Most owners of legitimate sites that have been compromised to support phishing attacks have no idea their site has been violated until some third party tells them, according to a recent survey.
But the cluelessness doesn’t end there. Nearly half of owners of compromised sites don’t know how the attack happened and most aren’t deploying well-known patches and other countermeasures. In the case of so-called chronic victims, those that have been attacked multiple times, two-thirds can’t say how many times their site has been compromised.
Yet online criminals are not letting up in their efforts to exploit legitimate sites to support phishing attacks, say officials with the Anti-Phishing Working Group, which conducted the survey. “Phishers continue to target legitimate Web sites because they are much harder for interveners to take down,” said Dave Piscitello, a research fellow at APWG and author of a report on the survey, in a statement. “Victims are not taking measures to secure their sites from attack, and they remain lax in monitoring against and mitigating attacks.”
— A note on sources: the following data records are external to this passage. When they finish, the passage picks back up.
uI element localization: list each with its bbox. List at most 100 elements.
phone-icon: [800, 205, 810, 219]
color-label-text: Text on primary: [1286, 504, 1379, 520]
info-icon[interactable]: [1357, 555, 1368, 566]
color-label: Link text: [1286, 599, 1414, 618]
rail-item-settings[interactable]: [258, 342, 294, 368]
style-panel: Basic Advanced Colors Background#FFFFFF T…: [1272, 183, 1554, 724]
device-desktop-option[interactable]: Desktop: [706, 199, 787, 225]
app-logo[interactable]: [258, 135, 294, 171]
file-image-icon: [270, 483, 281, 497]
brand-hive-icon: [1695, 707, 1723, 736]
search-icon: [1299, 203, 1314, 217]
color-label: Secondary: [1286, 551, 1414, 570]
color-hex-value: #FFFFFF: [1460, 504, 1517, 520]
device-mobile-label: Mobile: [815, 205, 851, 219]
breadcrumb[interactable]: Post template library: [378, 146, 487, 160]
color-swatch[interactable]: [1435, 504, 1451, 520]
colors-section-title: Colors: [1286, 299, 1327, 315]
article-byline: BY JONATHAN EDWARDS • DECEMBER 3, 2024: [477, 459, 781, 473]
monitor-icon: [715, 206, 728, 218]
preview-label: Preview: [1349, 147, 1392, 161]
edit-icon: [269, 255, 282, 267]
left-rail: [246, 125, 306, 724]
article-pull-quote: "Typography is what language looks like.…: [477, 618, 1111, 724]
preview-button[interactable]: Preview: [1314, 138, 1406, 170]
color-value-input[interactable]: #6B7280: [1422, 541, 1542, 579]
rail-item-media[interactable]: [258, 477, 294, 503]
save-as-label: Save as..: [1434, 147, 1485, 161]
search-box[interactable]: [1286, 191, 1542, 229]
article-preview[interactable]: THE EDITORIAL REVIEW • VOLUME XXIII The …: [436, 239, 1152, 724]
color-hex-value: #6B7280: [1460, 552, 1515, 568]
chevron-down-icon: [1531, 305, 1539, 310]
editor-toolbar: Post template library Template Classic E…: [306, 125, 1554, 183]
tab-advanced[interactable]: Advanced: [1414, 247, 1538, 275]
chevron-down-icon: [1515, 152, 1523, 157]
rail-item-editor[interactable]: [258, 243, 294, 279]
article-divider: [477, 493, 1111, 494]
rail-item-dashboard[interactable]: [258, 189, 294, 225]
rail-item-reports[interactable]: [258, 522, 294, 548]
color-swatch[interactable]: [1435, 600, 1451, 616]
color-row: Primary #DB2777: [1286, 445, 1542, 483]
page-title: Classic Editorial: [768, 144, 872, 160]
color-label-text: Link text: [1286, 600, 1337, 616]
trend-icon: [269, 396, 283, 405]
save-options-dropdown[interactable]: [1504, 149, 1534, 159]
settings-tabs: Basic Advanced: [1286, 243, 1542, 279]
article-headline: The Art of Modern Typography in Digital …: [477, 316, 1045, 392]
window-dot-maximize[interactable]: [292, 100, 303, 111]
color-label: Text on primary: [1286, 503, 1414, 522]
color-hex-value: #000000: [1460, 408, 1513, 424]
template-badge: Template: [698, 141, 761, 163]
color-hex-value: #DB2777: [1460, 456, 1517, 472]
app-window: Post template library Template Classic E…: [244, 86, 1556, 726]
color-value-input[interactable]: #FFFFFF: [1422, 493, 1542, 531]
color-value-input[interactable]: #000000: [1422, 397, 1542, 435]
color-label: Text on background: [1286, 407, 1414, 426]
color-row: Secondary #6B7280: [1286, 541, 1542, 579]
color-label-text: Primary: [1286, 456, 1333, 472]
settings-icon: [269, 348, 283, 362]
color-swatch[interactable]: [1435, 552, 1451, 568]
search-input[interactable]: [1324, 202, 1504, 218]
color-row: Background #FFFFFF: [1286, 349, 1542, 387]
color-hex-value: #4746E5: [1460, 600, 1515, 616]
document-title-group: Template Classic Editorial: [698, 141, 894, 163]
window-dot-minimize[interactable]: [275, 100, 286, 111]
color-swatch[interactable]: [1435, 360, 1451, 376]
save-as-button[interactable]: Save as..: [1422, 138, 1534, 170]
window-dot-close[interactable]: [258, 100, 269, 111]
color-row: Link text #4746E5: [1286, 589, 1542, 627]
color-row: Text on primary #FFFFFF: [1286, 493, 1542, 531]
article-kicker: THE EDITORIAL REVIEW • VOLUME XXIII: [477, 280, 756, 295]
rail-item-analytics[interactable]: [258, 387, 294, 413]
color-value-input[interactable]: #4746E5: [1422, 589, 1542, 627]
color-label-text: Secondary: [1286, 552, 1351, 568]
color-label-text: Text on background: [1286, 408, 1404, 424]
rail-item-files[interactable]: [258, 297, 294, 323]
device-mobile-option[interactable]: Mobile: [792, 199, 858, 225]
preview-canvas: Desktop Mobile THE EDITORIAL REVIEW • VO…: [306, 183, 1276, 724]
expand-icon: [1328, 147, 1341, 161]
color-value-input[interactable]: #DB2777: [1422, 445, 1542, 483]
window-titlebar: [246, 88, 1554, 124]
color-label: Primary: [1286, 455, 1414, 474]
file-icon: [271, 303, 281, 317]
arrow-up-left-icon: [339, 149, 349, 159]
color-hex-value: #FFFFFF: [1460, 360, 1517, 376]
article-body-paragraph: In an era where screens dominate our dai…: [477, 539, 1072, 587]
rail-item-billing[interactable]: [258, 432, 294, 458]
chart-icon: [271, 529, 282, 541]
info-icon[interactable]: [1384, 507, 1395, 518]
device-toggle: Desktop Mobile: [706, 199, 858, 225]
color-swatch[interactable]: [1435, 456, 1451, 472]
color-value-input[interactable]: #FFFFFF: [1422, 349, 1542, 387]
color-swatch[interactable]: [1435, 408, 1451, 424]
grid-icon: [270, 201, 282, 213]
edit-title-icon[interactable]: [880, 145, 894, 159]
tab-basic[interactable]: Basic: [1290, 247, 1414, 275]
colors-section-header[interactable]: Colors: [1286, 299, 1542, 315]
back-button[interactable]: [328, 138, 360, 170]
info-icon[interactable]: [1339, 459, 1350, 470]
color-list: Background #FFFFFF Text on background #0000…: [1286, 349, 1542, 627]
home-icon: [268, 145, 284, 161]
In phishing attacks, criminals use e-mail blasts to gull unsuspecting recipients to visit Web sites where malware can be downloaded to harvest sensitive information, such as passwords, account numbers, and PINs, from victims’ computers. While these sites can be bogus, many phishers rely on phishing kits, e-mailing programs, or other code they’ve planted on legitimate sites.
The APWG survey, which canvassed managers of sites that had been targeted by phishers, compared two periods of time, late 2009 to March 2011 and March 2011 until July of this year. The survey found that in most cases, site officials were notified of the violation either by their Web hosting company or by victims of the phishing attack launched from the site. The number of self-identified exploits fell from the first period to the second, from just over 20% to just over 10%.
Site owners’ state of ignorance about compromises disturbs APWG officials. “We are concerned that hosting providers and site owners are becoming more complacent and vulnerable, and we urge administrators to be more proactive,” said Rod Rasmussen, co-chair of the APWG’s Internet Policy Committee, in a statement.
In both periods studied, more than 80% of managers responded by removing the pages installed by the phishers. Other steps reported included changing passwords for Web programs and for access to the Web server. In a minority of cases, either the manager or the hosting company shut down the site entirely.
But the time taken to remove phishing pages varied considerably, according to the survey. For both time periods, 40% of victims reported removing pages within a day, with the remainder taking anywhere from two to more than 14 days to expunge the offending pages. In a sizable number of cases–more than 25%– respondents said they simply didn’t know how long it took.
At the same time, fully two thirds of respondents with sites that had been violated by phishers more than once had no idea how many times their site had been compromised. And almost half of respondents in the later sample could not say how phishers had accessed their site.
Indeed, the frequency with which respondents couldn’t answer survey questions also concerns the APWG. “Take the frequency of ‘I don’t know’ responses…and factor in that the majority of attacks are reported by external parties,” said Greg Aaron, co-chair of the IPC. “Too little time or talent is invested to monitor and analyze Web traffic and visitor behavior.”
The APWG survey is still open and taking responses from managers of sites that have been compromised to support phishing attacks. The group expects to publish a full report on the results later this year.